Vous vous êtes départi de l'ancien système hypothécaire qui, par sa sollicitude pour la veuve et l'orphelin, présentait un côté très touchant. Vous avez récemment introduit la publicité, la spécialité des hypothèques après avoir établi les mutations des propriétés d'une manière plus claire, plus nette ; maintenant, si vous aviez ajouté à cette simplification des hypothèques, obscures jusqu'alors, un système d'expropriation plus facile, plus aisé, présentant moins de difficultés légales, moins de prise à la chicane judiciaire, si, de plus, vous aviez exonéré les titres hypothécaires qu'on veut céder à des tiers, des droits qui s'élèvent en principal à 1 fr. 30 c, avec les frais de notaire et accessoires à 2 p.c., en exonérant, dis-je, de cette charge considérable les titres des créances bypothécaires, vous auriez suffisamment amélioré le crédit foncier qui existe maintenant ; car les capitaux sont abondants, ils sont toujours prêts à s'offrir à ceux qui inspirent confiance et sécurité ou qui présentent un gage suffisant.

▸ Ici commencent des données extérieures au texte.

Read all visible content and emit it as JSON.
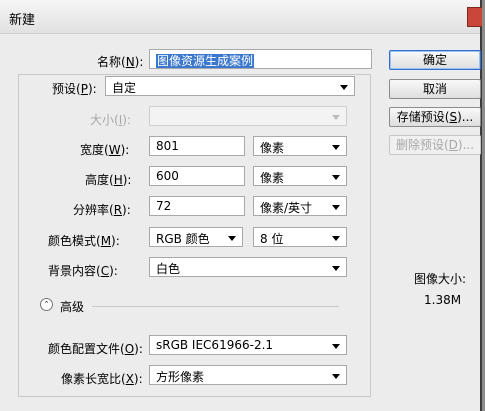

On aurait évité ainsi, dans le but d'amener les capitaux vers la terre, le système compliqué, si hasardé, et à mon avis si dangereux, qu'on vous a soumis. Vous eussiez, en un mot, ce qui est infiniment préférable, laissé à chacun le soin de pourvoir, de veiller et de régler librement ses intérêts et ses besoins personnels.
Je me résume. J'ai combattu le projet parce qu'il pousse à la division de la terre, parce qu'il donne plus de facilité aux petits propriétaires pour changer en valeurs mobilières leurs immeubles et dissiper inconsidérément leur avoir, et enfin en troisième lieu parce que je trouve que l'action du gouvernement, qui n'est en temps ordinaire que l'auxiliaire de cette caisse, le contraindra dans des circonstances difficiles et extrêmes à en devenir nécessairement l'âme, et la plus ferme colonne.
Messieurs, une dernière observation : un des caractères de cette loi sera de faciliter l'entraînement vers des dépenses folles exagérées ou au moins peu réfléchies. Le cachet de notre époque est la mobilité qui s'est emparée de tous les esprits ; à la vue des fortunes extraordinaires qui se sont élevées comme par enchantement, en présence du spectacle des péripéties étonnantes, des vicissitudes les plus extraordinaires, des grandeurs et de revers inattendus, le vertige s'est emparé de bien des têtes, et a ébranlé bien des caractères. Le rêve de grandes richesses, la cupidité et l'amour de l'argent, ont troublé bien des cœurs ; et l'agitation, le besoin de l'inconnu s'est manifesté à un degré effrayant. Ce que je vous demande, messieurs, c'est de ne pas ôter à la terre cette fixité, cette solidité qui est son caractère éminent. Prenons garde de l'entraîner dans cette sphère mobile et enflammée, de la livrer comme une proie aux penchants, aux passions désordonnées du jour ; elle est le fondement le plus solide de tout gouvernement, de tout Etat, ne l'oublions jamais, et le projet de loi tend surtout à la mobiliser plus qu'elle ne l'est. Aussi, je ne regrette pas l'énergie avec laquelle je l'ai combattu, mais bien la longueur de ce débat, et j'invoque l'indulgence de la chambre pour avoir abusé si longtemps de sa patience et de son attention.
(page 1012) - La séance est levée à quatre heures et demie.